En 1983, le VIH (le virus du sida) est isolé par des virologues de l’Institut Pasteur. À cette époque, face à la méconnaissance du virus et de ses modes de transmission, les personnes vivant avec le VIH subissent de nombreuses discriminations. Aujourd’hui, la science et les connaissances ont fait de grandes avancées. Mais malgré tout, comme le rappelle Florence Thune, directrice générale de l’association Sidaction, les préjugés persistent encore.
Cette interview est la deuxième d’une série consacrée aux témoignages de représentants d’associations de patients, à l’occasion de la célébration des 40 ans de l’identification du virus. |
Le sida génère encore des peurs irrationnelles, et les personnes vivant avec le VIH continuent à subir des discriminations quotidiennes, à faire face à du rejet et à de l’incompréhension.

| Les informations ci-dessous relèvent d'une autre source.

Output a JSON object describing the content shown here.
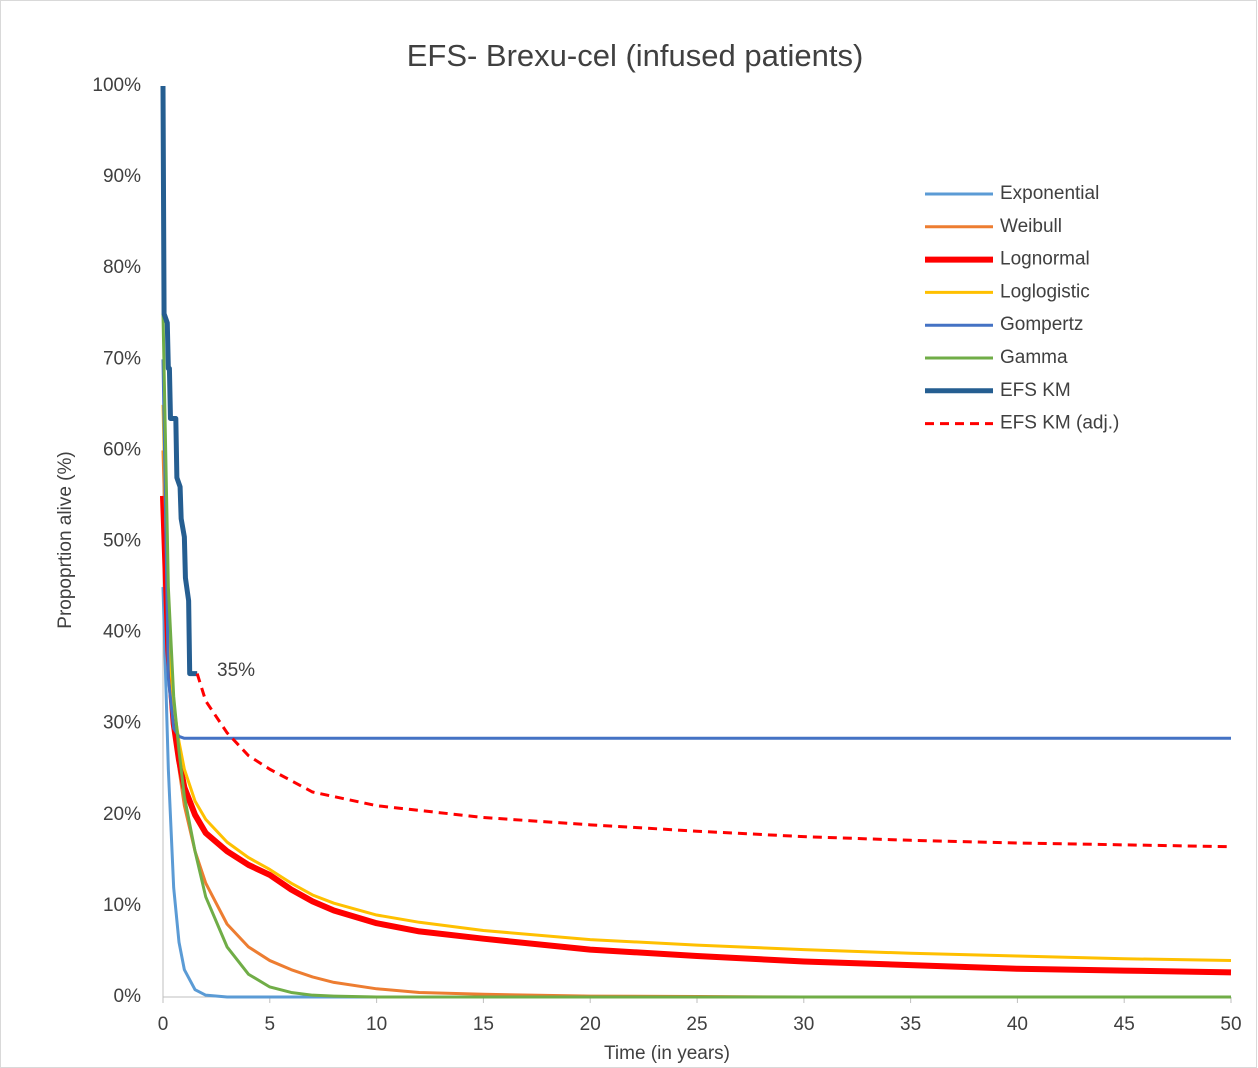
{
  "chart_data": {
    "type": "line",
    "title": "EFS- Brexu-cel (infused patients)",
    "x_label": "Time (in years)",
    "y_label": "Propoprtion alive (%)",
    "annotation": "35%",
    "xlim": [
      0,
      50
    ],
    "xticks": [
      0,
      5,
      10,
      15,
      20,
      25,
      30,
      35,
      40,
      45,
      50
    ],
    "ylim": [
      0,
      100
    ],
    "yticks": [
      {
        "value": 0,
        "label": "0%"
      },
      {
        "value": 10,
        "label": "10%"
      },
      {
        "value": 20,
        "label": "20%"
      },
      {
        "value": 30,
        "label": "30%"
      },
      {
        "value": 40,
        "label": "40%"
      },
      {
        "value": 50,
        "label": "50%"
      },
      {
        "value": 60,
        "label": "60%"
      },
      {
        "value": 70,
        "label": "70%"
      },
      {
        "value": 80,
        "label": "80%"
      },
      {
        "value": 90,
        "label": "90%"
      },
      {
        "value": 100,
        "label": "100%"
      }
    ],
    "grid": false,
    "legend": "upper right",
    "x": [
      0,
      0.25,
      0.5,
      0.75,
      1,
      1.5,
      2,
      3,
      4,
      5,
      6,
      7,
      8,
      10,
      12,
      15,
      20,
      25,
      30,
      35,
      40,
      45,
      50
    ],
    "series": [
      {
        "name": "Exponential",
        "color": "#5b9bd5",
        "line_width": 3,
        "values": [
          45,
          25,
          12,
          6,
          3,
          0.8,
          0.2,
          0,
          0,
          0,
          0,
          0,
          0,
          0,
          0,
          0,
          0,
          0,
          0,
          0,
          0,
          0,
          0
        ]
      },
      {
        "name": "Weibull",
        "color": "#ed7d31",
        "line_width": 3,
        "values": [
          60,
          40,
          30,
          25,
          21,
          16,
          12.5,
          8,
          5.5,
          4,
          3,
          2.2,
          1.6,
          0.9,
          0.5,
          0.3,
          0.1,
          0.05,
          0,
          0,
          0,
          0,
          0
        ]
      },
      {
        "name": "Lognormal",
        "color": "#ff0000",
        "line_width": 6,
        "values": [
          55,
          38,
          30,
          26,
          23,
          20,
          18,
          16,
          14.5,
          13.4,
          11.8,
          10.5,
          9.5,
          8.1,
          7.2,
          6.4,
          5.2,
          4.5,
          3.9,
          3.5,
          3.1,
          2.9,
          2.7
        ]
      },
      {
        "name": "Loglogistic",
        "color": "#ffc000",
        "line_width": 3,
        "values": [
          65,
          40,
          32,
          28,
          25,
          21.5,
          19.5,
          17,
          15.3,
          14,
          12.5,
          11.2,
          10.3,
          9,
          8.2,
          7.3,
          6.3,
          5.7,
          5.2,
          4.8,
          4.5,
          4.2,
          4
        ]
      },
      {
        "name": "Gompertz",
        "color": "#4472c4",
        "line_width": 3,
        "values": [
          70,
          35,
          29.5,
          28.6,
          28.4,
          28.4,
          28.4,
          28.4,
          28.4,
          28.4,
          28.4,
          28.4,
          28.4,
          28.4,
          28.4,
          28.4,
          28.4,
          28.4,
          28.4,
          28.4,
          28.4,
          28.4,
          28.4
        ]
      },
      {
        "name": "Gamma",
        "color": "#70ad47",
        "line_width": 3,
        "values": [
          75,
          45,
          33,
          27,
          22,
          16,
          11,
          5.5,
          2.5,
          1.1,
          0.5,
          0.2,
          0.1,
          0,
          0,
          0,
          0,
          0,
          0,
          0,
          0,
          0,
          0
        ]
      },
      {
        "name": "EFS KM",
        "color": "#255e91",
        "line_width": 5,
        "x": [
          0,
          0.05,
          0.2,
          0.25,
          0.3,
          0.35,
          0.6,
          0.65,
          0.8,
          0.85,
          1.0,
          1.05,
          1.2,
          1.25,
          1.6
        ],
        "values": [
          100,
          75,
          74,
          69,
          69,
          63.5,
          63.5,
          57,
          56,
          52.5,
          50.5,
          46,
          43.5,
          35.5,
          35.5
        ]
      },
      {
        "name": "EFS KM (adj.)",
        "color": "#ff0000",
        "line_width": 3,
        "dash": true,
        "x": [
          1.6,
          2,
          3,
          4,
          5,
          7,
          10,
          15,
          20,
          25,
          30,
          35,
          40,
          45,
          50
        ],
        "values": [
          35.5,
          32.5,
          29,
          26.5,
          25,
          22.5,
          21,
          19.7,
          18.9,
          18.2,
          17.6,
          17.2,
          16.9,
          16.7,
          16.5
        ]
      }
    ]
  }
}
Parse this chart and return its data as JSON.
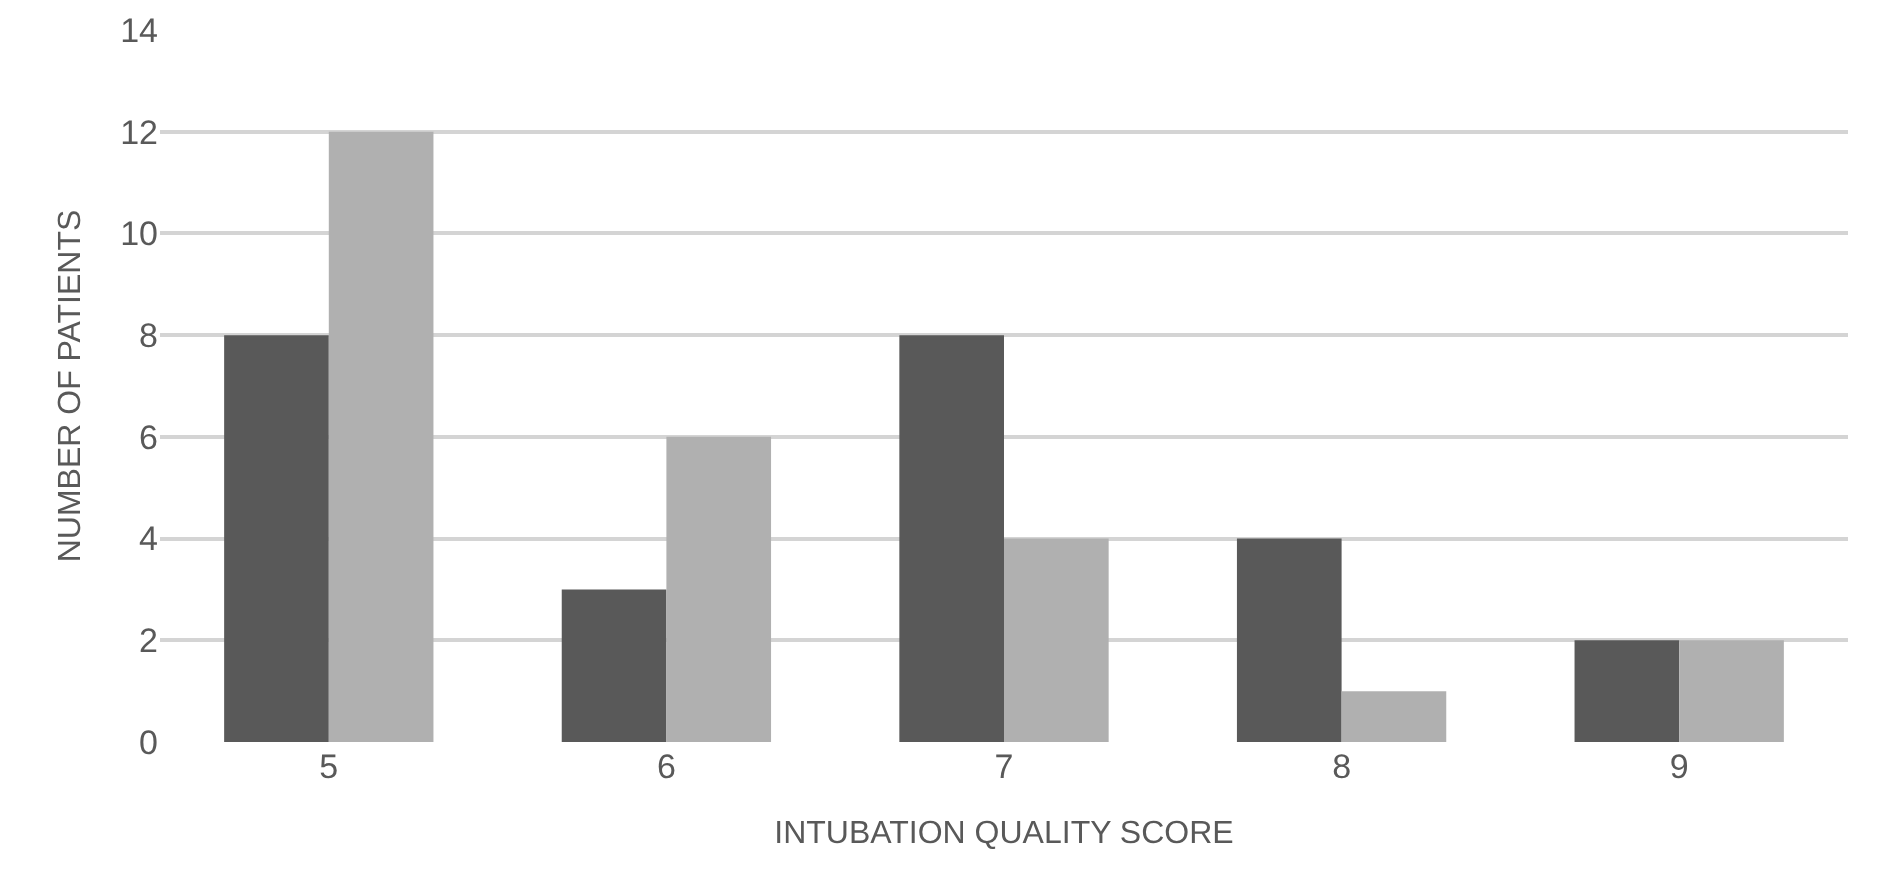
{
  "chart_data": {
    "type": "bar",
    "xlabel": "INTUBATION QUALITY SCORE",
    "ylabel": "NUMBER OF PATIENTS",
    "categories": [
      "5",
      "6",
      "7",
      "8",
      "9"
    ],
    "series": [
      {
        "color": "#595959",
        "values": [
          8,
          3,
          8,
          4,
          2
        ]
      },
      {
        "color": "#b0b0b0",
        "values": [
          12,
          6,
          4,
          1,
          2
        ]
      }
    ],
    "ylim": [
      0,
      14
    ],
    "yticks": [
      0,
      2,
      4,
      6,
      8,
      10,
      12,
      14
    ],
    "grid": "y"
  }
}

Florence ThuneDirectrice générale de Sidaction
Qu’est-ce qui a changé, en 40 ans, pour les personnes vivant avec le VIH ?
Florence Thune : Ce qui a changé ? C’est que les personnes vivant avec le VIH sont en vie. Il y a 40 ans, les personnes mourraient du sida car il n’y avait pas de traitement. Aujourd’hui, les personnes qui ont accès aux traitements ne meurent plus du sida mais vieillissent avec le VIH. Et ça, c’est un changement incroyable, même si vieillir avec le VIH entraîne parfois des complications.
En revanche, ce qui n’a pas changé, ce sont les discriminations. Elles étaient très nombreuses au début, au moment où l’on ne connaissait pas les modes de transmission du virus, mais elles persistent aujourd’hui, alors que les connaissances ont incroyablement progressé. Le sida génère encore des peurs irrationnelles, et les personnes vivant avec le VIH continuent à subir des discriminations quotidiennes, à faire face à du rejet et à de l’incompréhension.
Quelles découvertes scientifiques ont été déterminantes ?
F. T. : Ce qui a évidemment changé le quotidien des personnes, c’est l’arrivée des trithérapies en 1996. Mais c’est aussi le travail de recherche fondamentale qui a permis, en amont, d’arriver à ces traitements.
Très vite, on s’est rendu compte, grâce aux traitements, que les femmes enceintes porteuses du virus pouvaient donner naissance à des enfants séronégatifs. Donc dès les premières années, on a vu un effet préventif de ces traitements.
Et puis quelques années plus tard, on s’est rendu compte que ces mêmes traitements permettaient non seulement aux personnes de rester en bonne santé mais aussi de ne pas transmettre le virus. Ça a été une vraie révolution.
Vous avez apporté un badge. Quelle est son histoire ?
F. T. : J’ai ramené ce badge – où est inscrit « Bye bye stigma, Hello gorgeous » (Au revoir la stigmatisation, salut beauté !) – de la conférence internationale sur le sida de Durban (Afrique du Sud), en 2016. Lors de cet évènement, il y avait des femmes sud-africaines vivant avec le VIH qui étaient incroyablement belles, fortes et dynamiques, qui étaient l’incarnation même de la lutte contre la stigmatisation (que j’ai moi-même envie de voir disparaître en tant que personne vivant avec le VIH) et qui rappelaient que nous pouvions être fières de notre corps.
J’ai toujours ce badge dans mon bureau pour me rappeler à quel point le VIH a pu abîmer les corps, et parfois empêcher, par la honte, de se sentir belle et désirable. Ce badge raconte cette histoire.
Quel message voulez-vous adresser aux chercheurs, à la société ?
F. T. : Il y a deux messages. Le premier, pour les chercheurs : de les encourager à poursuivre leurs recherches pour atteindre la rémission. Il y a eu énormément de progrès concernant les traitements, mais on rêve parfois de se débarrasser complétement du virus – parfois je rêve de redevenir séronégative. Et le second, pour le grand public : de rappeler qu’il ne faut pas avoir peur des personnes séropositives, qu’il faut continuer à se protéger du VIH mais ne pas avoir peur des personnes vivant avec le VIH. On aime les gens, on est amoureux, et c’est important de le rappeler.